Marc and Gesar's epic neurotic adventures in Kham.
Way back in 1991, when Gesar and I were in India with our Lord and master*, Rimpoche suddenly came up with the bright idea that we (ie G and I) should go to Tibet, and that Gesar should be recognized by his monastery as the incarnation of Shechen Kontrtul Rimpoche. Whaa? I hear you say. Ok, a little bit of backgrounding is in order- I apologize. There are a few concepts here that may need explaining. So, I will try to make this all as simple as possible.
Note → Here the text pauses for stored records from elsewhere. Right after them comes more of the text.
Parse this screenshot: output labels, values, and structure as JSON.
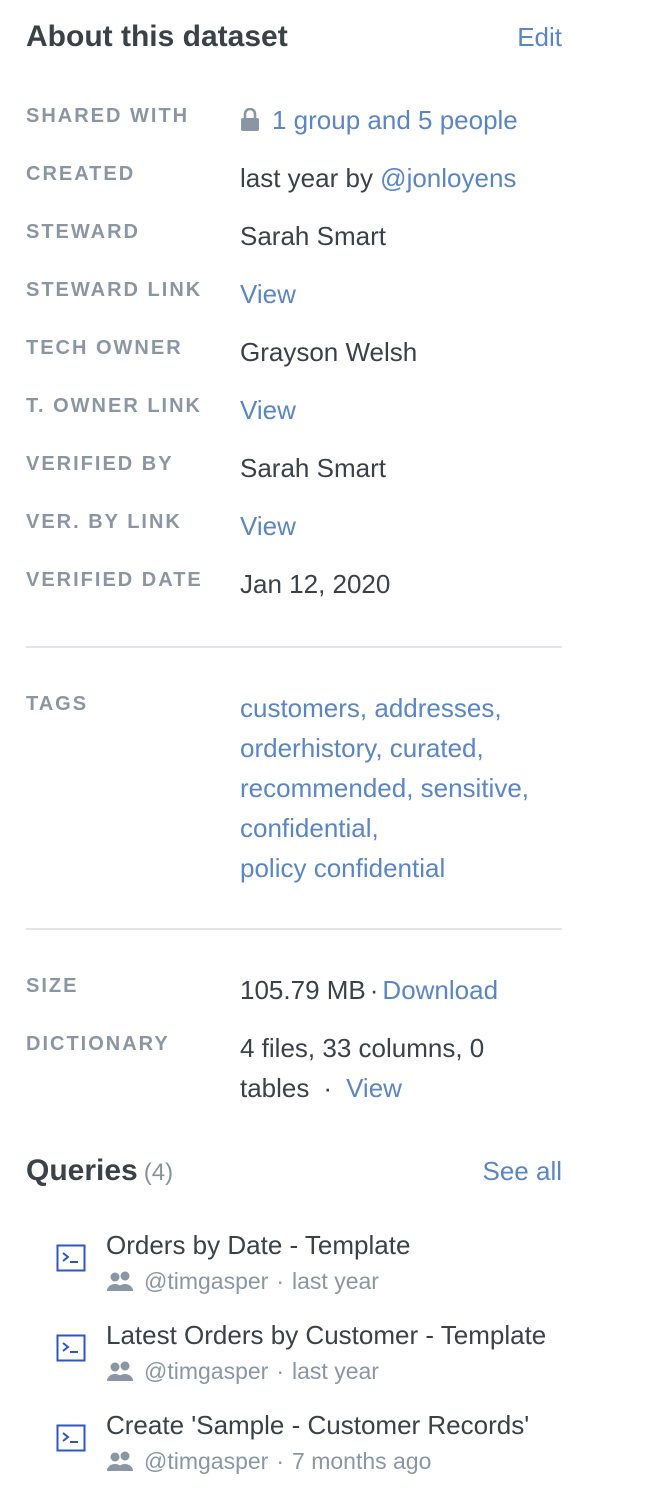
{
  "about": {
    "title": "About this dataset",
    "edit_label": "Edit",
    "shared_with": {
      "label": "SHARED WITH",
      "value": "1 group and 5 people"
    },
    "created": {
      "label": "CREATED",
      "value_prefix": "last year by ",
      "user": "@jonloyens"
    },
    "steward": {
      "label": "STEWARD",
      "value": "Sarah Smart"
    },
    "steward_link": {
      "label": "STEWARD LINK",
      "value": "View"
    },
    "tech_owner": {
      "label": "TECH OWNER",
      "value": "Grayson Welsh"
    },
    "t_owner_link": {
      "label": "T. OWNER LINK",
      "value": "View"
    },
    "verified_by": {
      "label": "VERIFIED BY",
      "value": "Sarah Smart"
    },
    "ver_by_link": {
      "label": "VER. BY LINK",
      "value": "View"
    },
    "verified_date": {
      "label": "VERIFIED DATE",
      "value": "Jan 12, 2020"
    }
  },
  "tags": {
    "label": "TAGS",
    "lines": [
      "customers, addresses,",
      "orderhistory, curated,",
      "recommended, sensitive,",
      "confidential,",
      "policy confidential"
    ]
  },
  "size": {
    "label": "SIZE",
    "value": "105.79 MB",
    "separator": "·",
    "download_label": "Download"
  },
  "dictionary": {
    "label": "DICTIONARY",
    "line1": "4 files, 33 columns, 0",
    "line2": "tables",
    "separator": "·",
    "view_label": "View"
  },
  "queries": {
    "title": "Queries",
    "count": "(4)",
    "see_all_label": "See all",
    "items": [
      {
        "title": "Orders by Date - Template",
        "user": "@timgasper",
        "separator": "·",
        "time": "last year"
      },
      {
        "title": "Latest Orders by Customer - Template",
        "user": "@timgasper",
        "separator": "·",
        "time": "last year"
      },
      {
        "title": "Create 'Sample - Customer Records'",
        "user": "@timgasper",
        "separator": "·",
        "time": "7 months ago"
      }
    ]
  },
  "colors": {
    "link": "#5b86c4",
    "label": "#8b96a4",
    "text": "#3b4148",
    "icon": "#2d56c7",
    "divider": "#e1e4e8"
  }
}
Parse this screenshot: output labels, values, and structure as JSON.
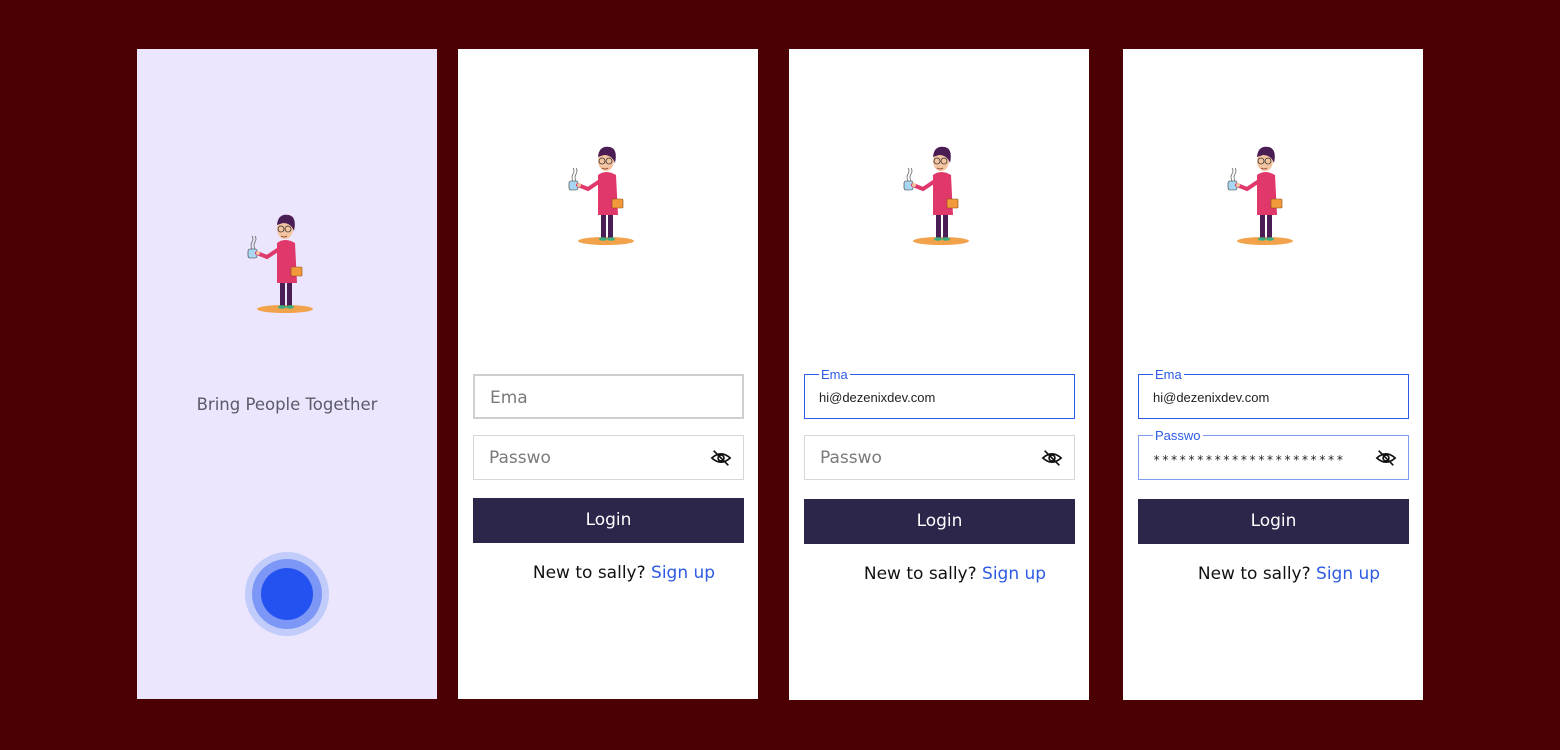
{
  "splash": {
    "tagline": "Bring People Together"
  },
  "login": {
    "email_placeholder": "Ema",
    "password_placeholder": "Passwo",
    "email_label": "Ema",
    "password_label": "Passwo",
    "email_value": "hi@dezenixdev.com",
    "password_value": "**********************",
    "login_button": "Login",
    "signup_prompt": "New to sally?",
    "signup_link": "Sign up"
  },
  "icons": {
    "eye": "eye-off-icon",
    "illustration": "person-with-coffee-illustration",
    "loader": "loading-spinner-icon"
  },
  "colors": {
    "background": "#4b0004",
    "splash_bg": "#ebe6fe",
    "accent": "#2d5be3",
    "button": "#2b264a",
    "loader": "#2452f0"
  }
}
Gesar is the son of Chogyam Trungpa(1939-1987), a great mahasiddha, crazy yogi and spiritual revolutionary who performed multiple miracles in North America and Europe, and was a pioneer in the spread of the buddhadharma in the west. His most famous miracle was turning a bunch of long-haired pot smoking drop-out Grateful Dead following hippies into a bunch of suit wearing, uptight starbucks coffee drinking middle-class Americans, heavily influenced by too many viewings of samurai era Akira Kurosawa movies (yes, this is said toungue in cheek). Trungpa Rimpoche set up the Shambala community that spreads now throughout the world, teaching an ecumenical form of Tibetan Buddhism (which is often referred to as the Rime school). It was the community that raised me in the Dharma, the place where I met my teacher, Dzongsar Rimpoche, and a true refuge for a failed international pop-star such as myself; for that I am eternally grateful.
To cut a long story short, Gesar was recognized when still a child as a reincarnation of a great tibetan yogi, Shechen Kongtrul Rimpoche, whose monastery lies in the high and wild hills of eastern Kham in Tibet. Having been raised almost completely in North America, and basically divorced from any kind of traditional buddhist training, he had the stigma of being one of the sons of a 'Great man', whose followers had dreams and expectations for him that way exceeded reality. When I first met Gesar, he was what could be considered as a modern rendition of Ghengis Khan. Approximately 16 years old, weighed approxmately 220 pounds, he was an American football linebacker, part time rapper and terror of the International Shambala community. He was considered by most of the Shambala community as totally uncontrollable and unpredictable.
The day of our meeting that first fateful day in 1990 witnessed several auspicious signs, the evening meal at Rocky Mountain Dharma Center was proclaimed to be delicious, and several rainbows had been seen over the Vajra campsite latrine. It was for me, love at first site, a meeting of two neurotic minds bent on the same goal: the destruction of the peaceful heartfelt world of the average touchy-feely buddhist sangha member. A big burly arm was flung over my shoulder, and I was ceremoniously led to his luxurious accomodations ( a beat up old streamliner trailer) in a quiet corner of the 400 acre retreat center, where we and a few of his close followers engaged in the traditional North American welcoming ceremony of smoking a very well packed Indian peace pipe.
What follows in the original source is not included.